Financial Conduct Authority: What do they do and why?

 The Financial Conduct Authority (FCA) is a body that has been created to regulate and standardise over 50 000 firms in the UK. The FCA is not a government funded institution but rather is funded by the businesses that they regulate. The aim of the FCA is to:

  • The financial industry maintains a certain level of integrity.
  • The financial industry provides products and services appropriate to consumers needs.
  • Firms in the financial sector operate in the best interests of consumers.

(source FCA)

The FCA makes sure the financial markets and institutions operate smoothly and treat the consumer with respect and fairness.
The history of the Financial Conduct Authority 

The Financial Conduct Authority was originally formed in 1997 as an offshoot of the Securities and Investments Board. It came after the Chancellor of the Exchequer began a reformation in the financial services industry. The FSA was born. The FSA (Financial Services Authority) took on the responsibility of regulating:

  • The Bank of England’s supervision of banking.
  • The London Stock Exchange and their listing of authority.
  • Regulation of investment services.
  • General insurance business regulation as well as mortgage regulation.
  • The authority to prevent and settle any dispute with regards to market abuse.

The aims of the Financial Conduct Authority

  • The Financial Conduct Authority also works within a regulated structure. The FCA considers it of paramount importance to adhere the principles that they expect from others. There are 8 principles of good regulation that the FCA imposes upon their own work:
  • Efficiency and economy: because the FCA is answerable to the Treasury it is even more important for the authority that resources are efficiently allocated.
  • Proportionality: to ensure that the restriction imposed on any one business is in proportion to what that business is capable of achieving.
  • Sustainable growth: the importance of economic growth is stressed, in the medium to long term for the UK.
  • Consumer Responsibility: It is the consumers responsibility to make decisions.
  • Senior management responsibility: the compliance of a business to the regulatory requirements falls to the senior management.

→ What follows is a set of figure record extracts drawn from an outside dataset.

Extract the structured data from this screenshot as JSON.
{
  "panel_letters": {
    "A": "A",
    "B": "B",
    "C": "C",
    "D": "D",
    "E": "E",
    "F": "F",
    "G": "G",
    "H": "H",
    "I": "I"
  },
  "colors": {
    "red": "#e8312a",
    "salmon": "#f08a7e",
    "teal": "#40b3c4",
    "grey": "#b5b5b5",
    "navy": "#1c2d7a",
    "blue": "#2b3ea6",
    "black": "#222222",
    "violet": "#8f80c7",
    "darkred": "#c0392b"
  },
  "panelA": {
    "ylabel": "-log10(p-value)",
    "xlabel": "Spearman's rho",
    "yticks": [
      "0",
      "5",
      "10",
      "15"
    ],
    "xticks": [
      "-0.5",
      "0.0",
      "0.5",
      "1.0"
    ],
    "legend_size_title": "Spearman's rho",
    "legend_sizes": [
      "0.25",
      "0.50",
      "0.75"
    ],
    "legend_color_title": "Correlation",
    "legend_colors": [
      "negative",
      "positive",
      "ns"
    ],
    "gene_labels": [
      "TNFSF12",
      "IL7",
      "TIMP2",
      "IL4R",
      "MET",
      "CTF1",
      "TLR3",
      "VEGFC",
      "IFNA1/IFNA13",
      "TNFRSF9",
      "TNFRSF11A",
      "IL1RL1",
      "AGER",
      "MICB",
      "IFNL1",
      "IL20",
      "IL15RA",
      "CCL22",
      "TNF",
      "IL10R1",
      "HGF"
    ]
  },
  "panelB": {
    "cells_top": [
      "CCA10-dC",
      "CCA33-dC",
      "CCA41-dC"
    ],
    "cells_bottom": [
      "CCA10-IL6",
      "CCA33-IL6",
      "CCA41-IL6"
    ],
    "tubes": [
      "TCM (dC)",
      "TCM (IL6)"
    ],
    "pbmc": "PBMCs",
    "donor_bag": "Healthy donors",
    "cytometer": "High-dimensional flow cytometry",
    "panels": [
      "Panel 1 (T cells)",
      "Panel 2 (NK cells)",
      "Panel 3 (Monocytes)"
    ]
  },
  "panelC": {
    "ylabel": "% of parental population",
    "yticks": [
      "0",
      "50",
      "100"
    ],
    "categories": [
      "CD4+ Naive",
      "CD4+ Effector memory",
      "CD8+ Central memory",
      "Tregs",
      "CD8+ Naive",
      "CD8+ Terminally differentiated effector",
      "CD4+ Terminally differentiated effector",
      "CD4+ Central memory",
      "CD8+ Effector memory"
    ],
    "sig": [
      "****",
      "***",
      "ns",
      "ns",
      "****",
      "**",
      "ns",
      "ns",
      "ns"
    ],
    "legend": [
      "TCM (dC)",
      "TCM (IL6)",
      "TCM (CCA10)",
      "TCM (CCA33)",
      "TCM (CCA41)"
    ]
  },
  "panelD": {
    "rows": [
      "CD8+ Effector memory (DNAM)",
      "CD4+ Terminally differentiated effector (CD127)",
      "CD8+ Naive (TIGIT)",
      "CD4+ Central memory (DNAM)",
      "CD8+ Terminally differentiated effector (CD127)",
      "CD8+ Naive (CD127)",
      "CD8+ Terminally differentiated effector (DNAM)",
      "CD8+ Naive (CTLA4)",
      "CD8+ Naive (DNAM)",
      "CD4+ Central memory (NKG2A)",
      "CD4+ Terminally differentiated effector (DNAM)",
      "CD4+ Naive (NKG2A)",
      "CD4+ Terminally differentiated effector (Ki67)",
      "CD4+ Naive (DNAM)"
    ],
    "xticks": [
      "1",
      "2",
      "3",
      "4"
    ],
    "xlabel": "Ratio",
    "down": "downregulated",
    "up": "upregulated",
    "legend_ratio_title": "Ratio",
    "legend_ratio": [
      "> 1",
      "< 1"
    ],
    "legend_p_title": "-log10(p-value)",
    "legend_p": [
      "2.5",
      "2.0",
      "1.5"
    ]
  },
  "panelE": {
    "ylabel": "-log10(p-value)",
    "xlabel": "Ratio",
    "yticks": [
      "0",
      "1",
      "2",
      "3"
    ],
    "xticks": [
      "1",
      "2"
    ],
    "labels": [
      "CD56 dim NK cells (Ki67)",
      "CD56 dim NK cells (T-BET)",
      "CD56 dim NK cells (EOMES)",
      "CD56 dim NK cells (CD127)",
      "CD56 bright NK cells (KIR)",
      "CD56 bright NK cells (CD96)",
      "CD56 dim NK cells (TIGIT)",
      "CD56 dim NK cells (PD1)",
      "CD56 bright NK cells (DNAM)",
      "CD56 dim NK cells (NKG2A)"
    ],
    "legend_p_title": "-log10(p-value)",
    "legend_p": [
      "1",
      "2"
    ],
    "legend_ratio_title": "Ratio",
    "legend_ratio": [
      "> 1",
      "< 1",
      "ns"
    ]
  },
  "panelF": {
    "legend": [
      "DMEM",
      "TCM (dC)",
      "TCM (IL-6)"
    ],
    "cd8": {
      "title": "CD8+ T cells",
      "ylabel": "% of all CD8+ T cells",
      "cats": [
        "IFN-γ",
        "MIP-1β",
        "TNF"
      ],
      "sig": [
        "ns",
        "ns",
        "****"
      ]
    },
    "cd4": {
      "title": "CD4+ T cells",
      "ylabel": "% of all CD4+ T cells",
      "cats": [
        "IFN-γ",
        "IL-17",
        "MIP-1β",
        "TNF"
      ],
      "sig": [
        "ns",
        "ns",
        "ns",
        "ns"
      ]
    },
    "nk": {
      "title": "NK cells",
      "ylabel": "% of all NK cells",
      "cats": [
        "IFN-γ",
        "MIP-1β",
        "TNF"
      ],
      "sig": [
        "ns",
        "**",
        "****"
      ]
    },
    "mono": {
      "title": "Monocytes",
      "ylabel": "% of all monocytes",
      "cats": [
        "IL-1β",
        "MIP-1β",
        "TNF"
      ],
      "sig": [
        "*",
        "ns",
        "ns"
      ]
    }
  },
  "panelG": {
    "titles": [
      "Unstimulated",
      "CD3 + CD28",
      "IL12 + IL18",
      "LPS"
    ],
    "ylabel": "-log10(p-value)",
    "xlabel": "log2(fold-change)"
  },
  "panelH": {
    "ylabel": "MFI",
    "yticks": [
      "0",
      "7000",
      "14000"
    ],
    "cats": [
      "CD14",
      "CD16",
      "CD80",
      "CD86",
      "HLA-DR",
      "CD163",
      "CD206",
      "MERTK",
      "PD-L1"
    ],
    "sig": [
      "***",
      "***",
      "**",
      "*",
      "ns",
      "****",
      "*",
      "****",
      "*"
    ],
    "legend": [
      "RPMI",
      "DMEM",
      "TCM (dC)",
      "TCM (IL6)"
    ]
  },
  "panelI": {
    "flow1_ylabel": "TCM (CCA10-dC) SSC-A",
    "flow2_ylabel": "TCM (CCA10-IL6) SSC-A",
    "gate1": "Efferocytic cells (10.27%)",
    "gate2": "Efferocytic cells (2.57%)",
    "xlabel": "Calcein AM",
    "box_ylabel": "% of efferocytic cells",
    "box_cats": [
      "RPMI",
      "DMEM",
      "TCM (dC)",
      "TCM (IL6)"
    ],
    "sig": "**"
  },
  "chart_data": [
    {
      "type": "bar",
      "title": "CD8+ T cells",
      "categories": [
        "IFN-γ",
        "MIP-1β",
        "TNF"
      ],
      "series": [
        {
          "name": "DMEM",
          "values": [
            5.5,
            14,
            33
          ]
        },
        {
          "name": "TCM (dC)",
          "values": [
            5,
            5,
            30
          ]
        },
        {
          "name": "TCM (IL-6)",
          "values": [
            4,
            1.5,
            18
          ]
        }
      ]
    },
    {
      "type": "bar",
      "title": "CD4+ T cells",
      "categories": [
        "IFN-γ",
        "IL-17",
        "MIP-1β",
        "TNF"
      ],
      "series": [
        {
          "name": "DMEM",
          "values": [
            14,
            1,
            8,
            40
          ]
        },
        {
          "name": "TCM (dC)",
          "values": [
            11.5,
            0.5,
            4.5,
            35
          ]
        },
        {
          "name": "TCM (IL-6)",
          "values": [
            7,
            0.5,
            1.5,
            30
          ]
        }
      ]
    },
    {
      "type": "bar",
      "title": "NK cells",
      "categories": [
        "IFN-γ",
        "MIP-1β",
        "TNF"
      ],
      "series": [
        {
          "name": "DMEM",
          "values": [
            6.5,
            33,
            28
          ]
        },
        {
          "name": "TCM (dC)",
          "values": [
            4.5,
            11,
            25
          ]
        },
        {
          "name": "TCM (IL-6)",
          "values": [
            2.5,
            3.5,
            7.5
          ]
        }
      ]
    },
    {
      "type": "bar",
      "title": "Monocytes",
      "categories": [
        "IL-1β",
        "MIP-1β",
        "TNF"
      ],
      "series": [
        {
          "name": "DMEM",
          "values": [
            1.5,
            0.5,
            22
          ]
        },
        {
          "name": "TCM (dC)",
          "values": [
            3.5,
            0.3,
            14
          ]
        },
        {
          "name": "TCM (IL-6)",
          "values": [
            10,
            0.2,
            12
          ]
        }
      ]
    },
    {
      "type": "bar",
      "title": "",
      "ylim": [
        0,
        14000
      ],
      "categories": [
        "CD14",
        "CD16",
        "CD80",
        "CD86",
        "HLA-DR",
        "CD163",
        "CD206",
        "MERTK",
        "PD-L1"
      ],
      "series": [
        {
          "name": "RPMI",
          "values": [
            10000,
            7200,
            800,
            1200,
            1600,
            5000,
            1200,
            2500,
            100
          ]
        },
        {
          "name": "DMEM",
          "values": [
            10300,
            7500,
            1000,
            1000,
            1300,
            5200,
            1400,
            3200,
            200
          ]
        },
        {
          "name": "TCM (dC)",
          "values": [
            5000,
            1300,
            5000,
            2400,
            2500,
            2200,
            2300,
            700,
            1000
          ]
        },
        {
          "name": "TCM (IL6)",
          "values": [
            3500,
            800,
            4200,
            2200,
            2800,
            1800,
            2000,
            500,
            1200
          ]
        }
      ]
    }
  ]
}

That protects the firm from unrealistic regulatory intervention. Senior staff is then expected to control and monitor the business.
  • Recognising the differences in the businesses carried on by different regulated persons: That ensures that each firm is regulated to suit the firm. Recognising that businesses are unique and so are the people that run them.
  • Openness and Disclosure: Regular and relevant information should be published by the FCA, which also secures discipline and consumers knowledge of financial matters.
  • Transparency: The FCA must function in as much transparency as possible. The Authority should make all their regulatory decisions open to the general public as well as the firms that it represents. 

We read about these different Authorities and Regulatory bodies, especially as the payday market makes a major shift. It is good to know what these bodies work. It’s somewhat comforting to know that there is someone out there that has your back.